British Prime Minister Boris Johnson’s decision in October to abandon a plan to remilitarise the border through Ireland infuriated his DUP allies, but crucially helped swing English public support behind his Tory Party and his Withdrawal Agreement.

Johnson’s deal is set to take Britain out of the EU’s Single Market and Customs Area by the end of January, while delivering a different status for the north of Ireland which some loyalists have dubbed an “economic united Ireland”.

Speaking to the BBC, Mike Nesbitt described the situation unionists now face. “The great irony of all of this is that for decades unionists have looked over their shoulders and decided that Irish nationalists were the great threat... but actually it’s English nationalism,” he said.

The leader of the Alliance Party, which doubled its vote to a 17% share in the election, said an Irish unity referendum is “almost inevitable”.

Naomi Long, who is strongly opposed to Brexit, said: “If Boris Johnson chooses to use his mandate to pursue a no-deal or a hard Brexit then it is inevitable that Scotland will push for a second referendum on independence and it is almost inevitable that there will be a push for an Irish unity referendum.

She added: “We have a prime minister who no longer cares or needs the DUP to be able to deliver the hardest Brexit that he wants to deliver and so our options are limited.”

Taoiseach Leo Varadkar congratulated Johnson on his election victory, but he warned that the result should not lead to people “racing ahead” to form a united Ireland. He said while the “tectonic plates” were shifting in the North, the focus should be reviving the Six County institutions instead of Irish unity.

He claimed the best future for the partitioned statelet should be a return to Stormont based on “based on bringing all communities together”. He said the next step in that should be getting the Six County Executive and Assembly up and running before January 13th.
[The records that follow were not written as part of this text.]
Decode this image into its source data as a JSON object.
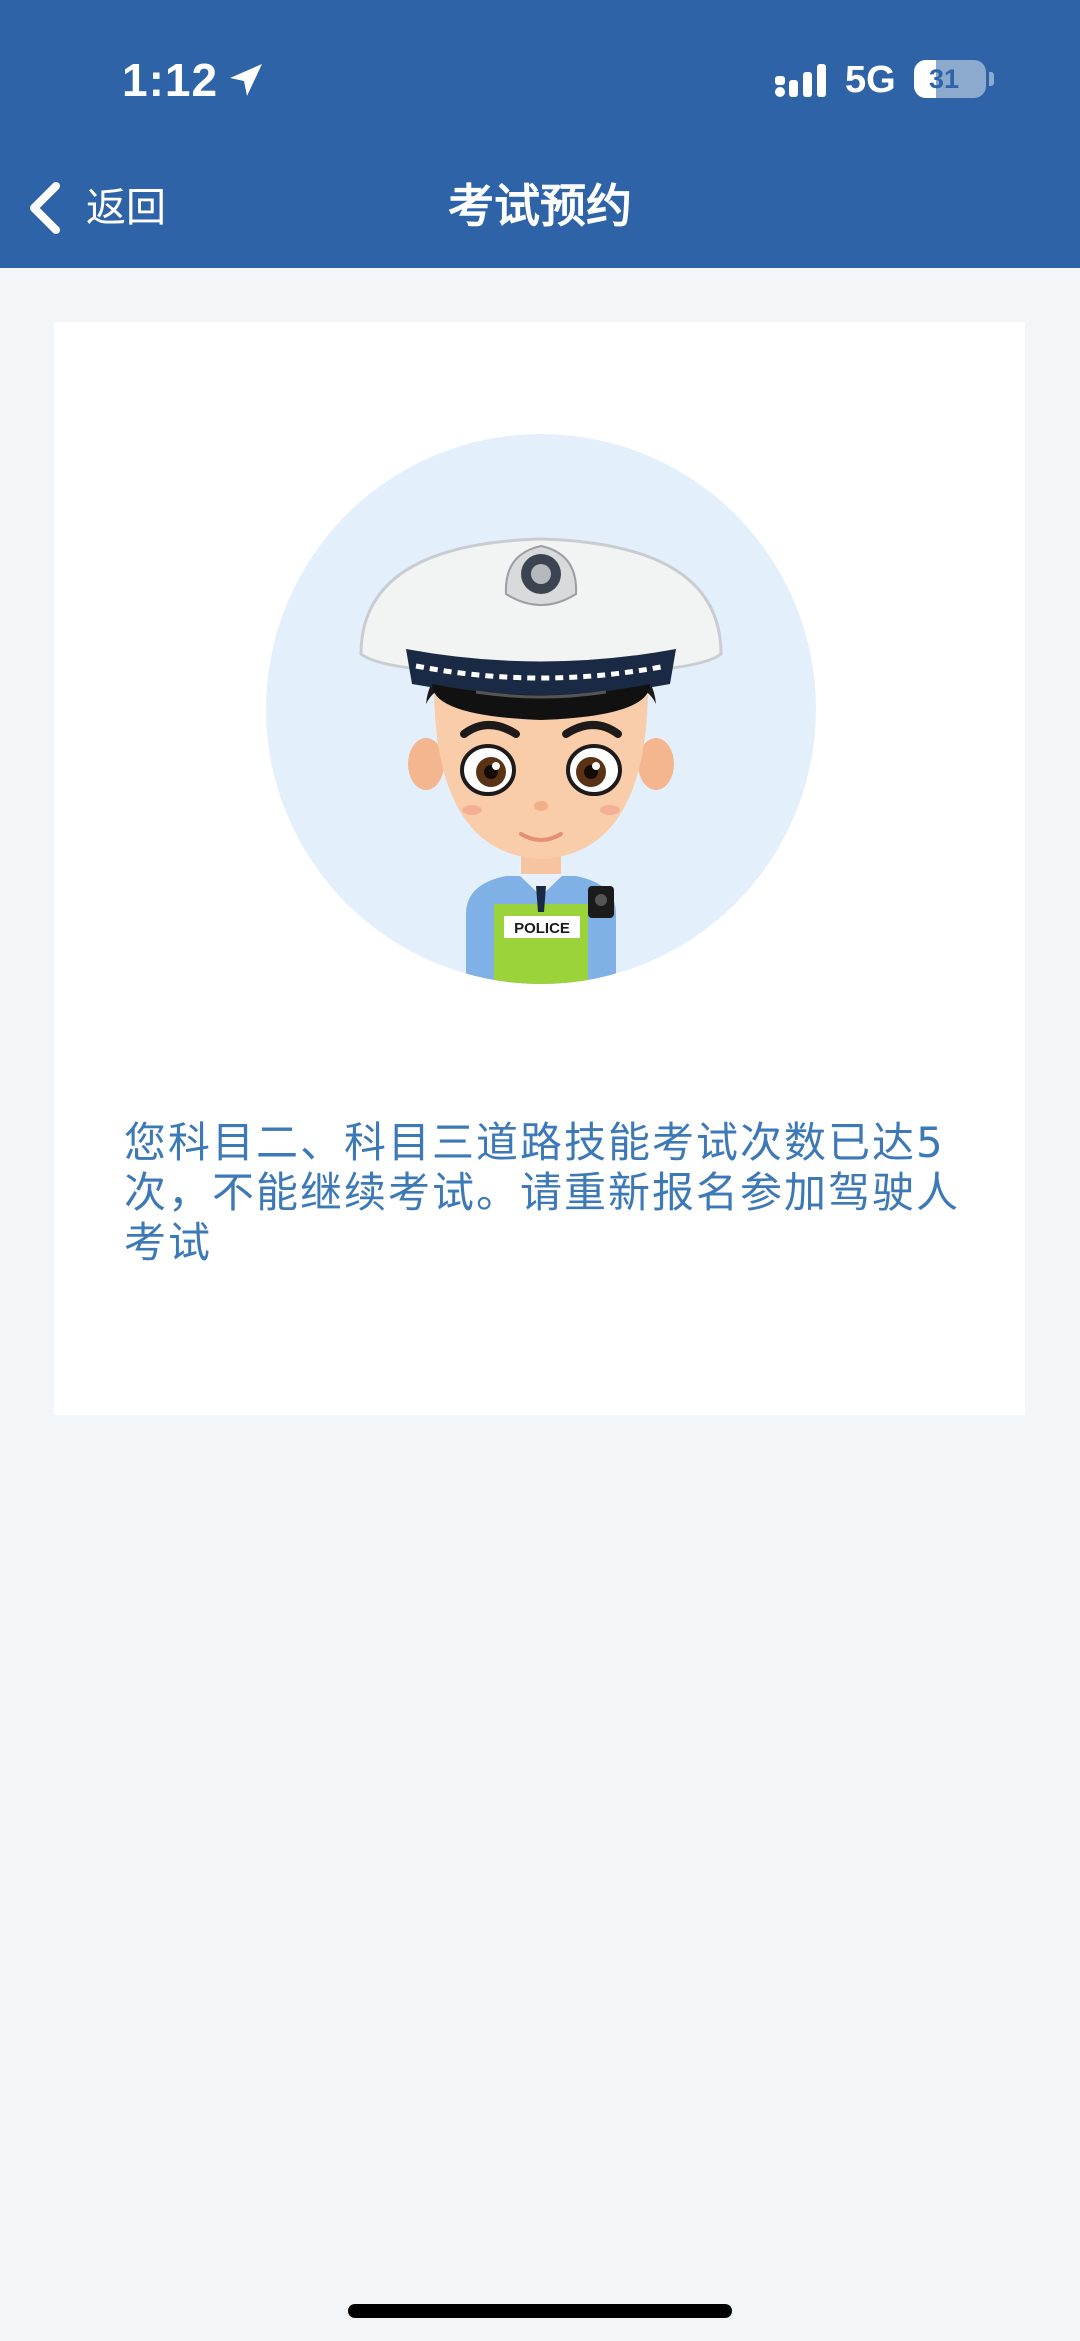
{
  "status_bar": {
    "time": "1:12",
    "network": "5G",
    "battery_level": "31",
    "battery_fraction": 0.31
  },
  "nav": {
    "back_label": "返回",
    "title": "考试预约"
  },
  "card": {
    "avatar_badge": "POLICE",
    "message": "您科目二、科目三道路技能考试次数已达5次，不能继续考试。请重新报名参加驾驶人考试"
  },
  "colors": {
    "header": "#2e64a7",
    "message_text": "#3d79b6",
    "avatar_bg": "#e3f0fb",
    "page_bg": "#f3f6f8"
  },
  "icons": {
    "back": "chevron-left-icon",
    "location": "location-arrow-icon",
    "signal": "cellular-signal-icon",
    "battery": "battery-icon",
    "avatar": "police-officer-avatar"
  }
}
The 26 County Foreign Minister Simon Coveney said the increased vote for what he described a “middle ground” parties pointed to a need for urgent dialogue. “I think we can make progress (in the negotiations) very quickly,” said Coveney, who will co-chair the talks from Monday.

Attempts to break the deadlock in Belfast have been undermined by the DUP’s role since 2017 in propping up the British government in London while working towards their vision of Brexit.

The clear result of Thursday’s election and the path it opens up for Johnson to end three years of uncertainty at Westminster should change that, Sinn Féin has said.

“Because of Boris Johnson’s majority, the DUP are going to have now to refocus on the North, on relationships with ourselves and other parties and I think that assists us in the negotiations,” said Sinn Féin’s Eoin O Broin.

“I’d be looking into next week actually much more encouraged than I might have been this time last year.”

Mr Varadkar congratulated Mr Johnson in a phone call on Friday evening. A statement by the Dublin government later said the leaders agreed “there is now a significant opportunity to restore the Good Friday Agreement institutions, and pledged to work with the Northern Ireland parties to achieve this.”

The collapse of the Stormont institutions was originally triggered by the refusal of DUP leader Arlene Foster to resign in the wake of a corruption scandal. In February last year, her party walked away from a draft deal that included legislation on the Irish language, but she has also now signalled a clear desire to restore the power-sharing Executive.

Sinn Féin President Mary Lou McDonald said the party’s negotiating team “stand ready” to bring back Stormont.

Ms McDonald said her party was entering talks prepared to “work towards securing agreement on outstanding issues”.

“Sinn Féin wants to see a successful conclusion of the talks established by the two governments and the political institutions restored on a credible and a sustainable basis.

“I and our negotiating team stand ready to re-enter talks with the two governments and the other parties on Monday and we will work towards securing agreement on outstanding issues.”